Swipe on moisturiser — not lip balm — to prep your lips.

You read that right. According to Bobbi, lip balm sits as an extra layer on your lips, but doesn't sink in; moisturiser, on the other hand, does.

Concealer should always be one shade lighter than your foundation.

Note: the chief purpose of concealer is always to brighten, rather than to even out dull, tired complexions. The latter is the job of your foundation. Bobbi points out that you shouldn't use foundation and concealer in the same areas either, as it could lead to extreme caking and creasing. If you're using concealer under your eyes, for instance, be sure to skip out on the foundation in that spot.

If your foundation doesn't settle, drink a glass of water.

According to Bobbi, there are only two reasons as to why foundation isn't easily absorbed into skin: a) it's the wrong shade, or b) your complexion is too dry to allow makeup to adhere to it. Down a glass of water and try again.

Never go for translucent powders.

While they might claim to be clear or invisible to the naked eye, translucent powders are actually known to leave an ashy cast that is particular prominent on those with darker skin tones.

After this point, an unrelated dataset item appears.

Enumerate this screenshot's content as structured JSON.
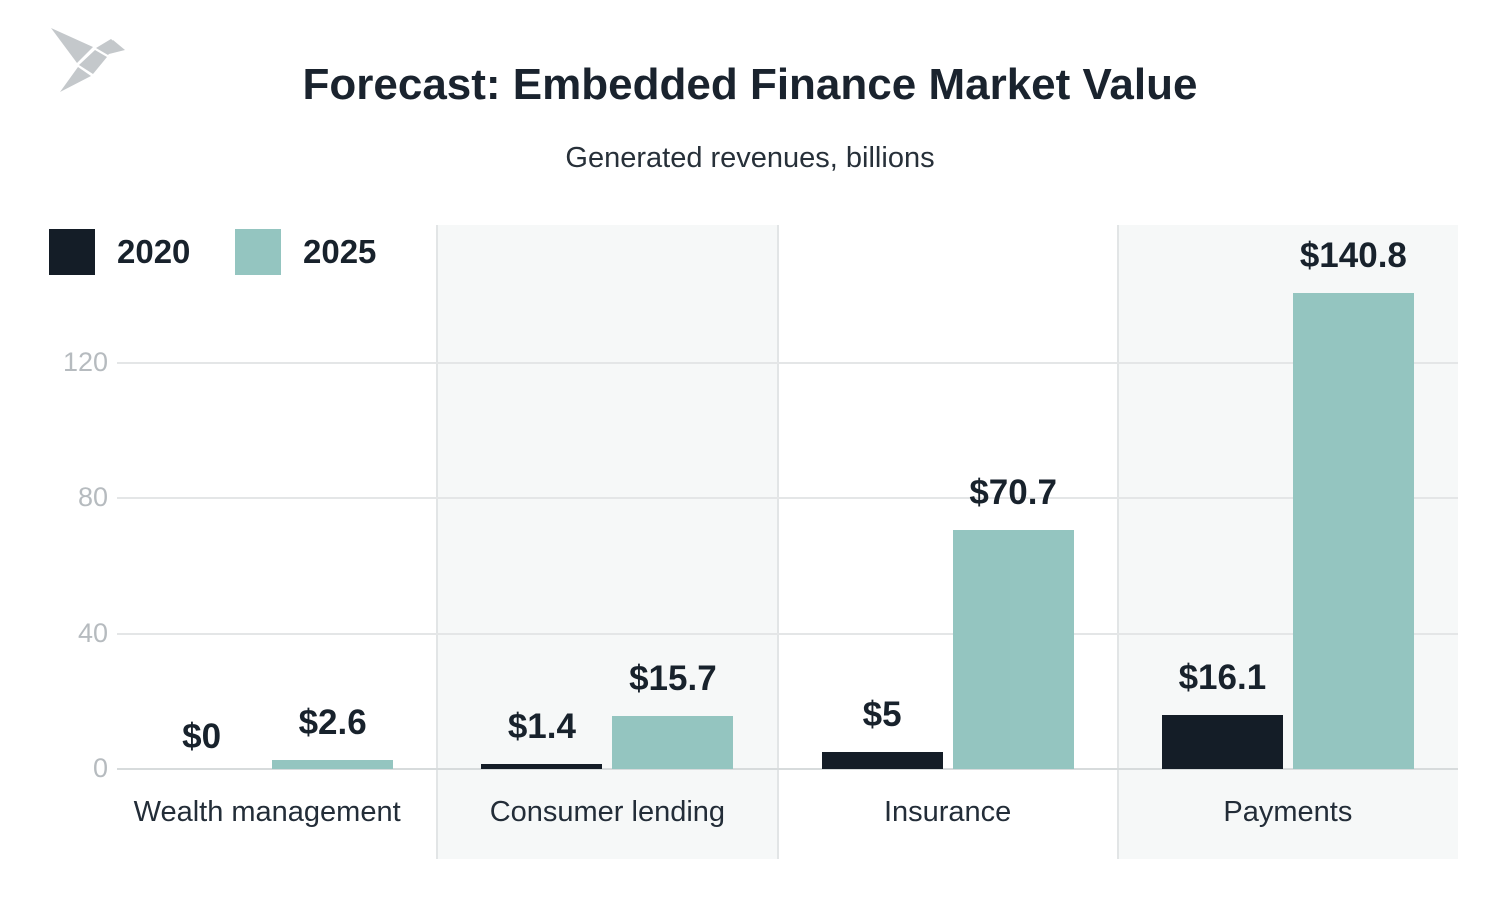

Bobbi suggests a powder in a hue closest to your skin tone instead to see optimal effects.

Do not use bronzer to contour.

Think of bronzers as you would a tint — they are meant to enhance a natural, sun-kissed glow rather than to alter the shade of your skin completely. A hint on your cheeks and temples is all you need.

You need to dust your brush off before applying it to skin.

To prevent fall-out or spillage from powdered formulations, dip the brush in, tap, blow it, then apply to skin. No mess guaranteed.

For eyeshadow, remember the rule of threes.

The lightest hue goes all over the lid, and is meant to add luminosity. The middle one, creates depth, and is to be applied from the lash line and ¾ to the middle of lid. Your final one, the darkest hue, should be used sparingly and as a liner.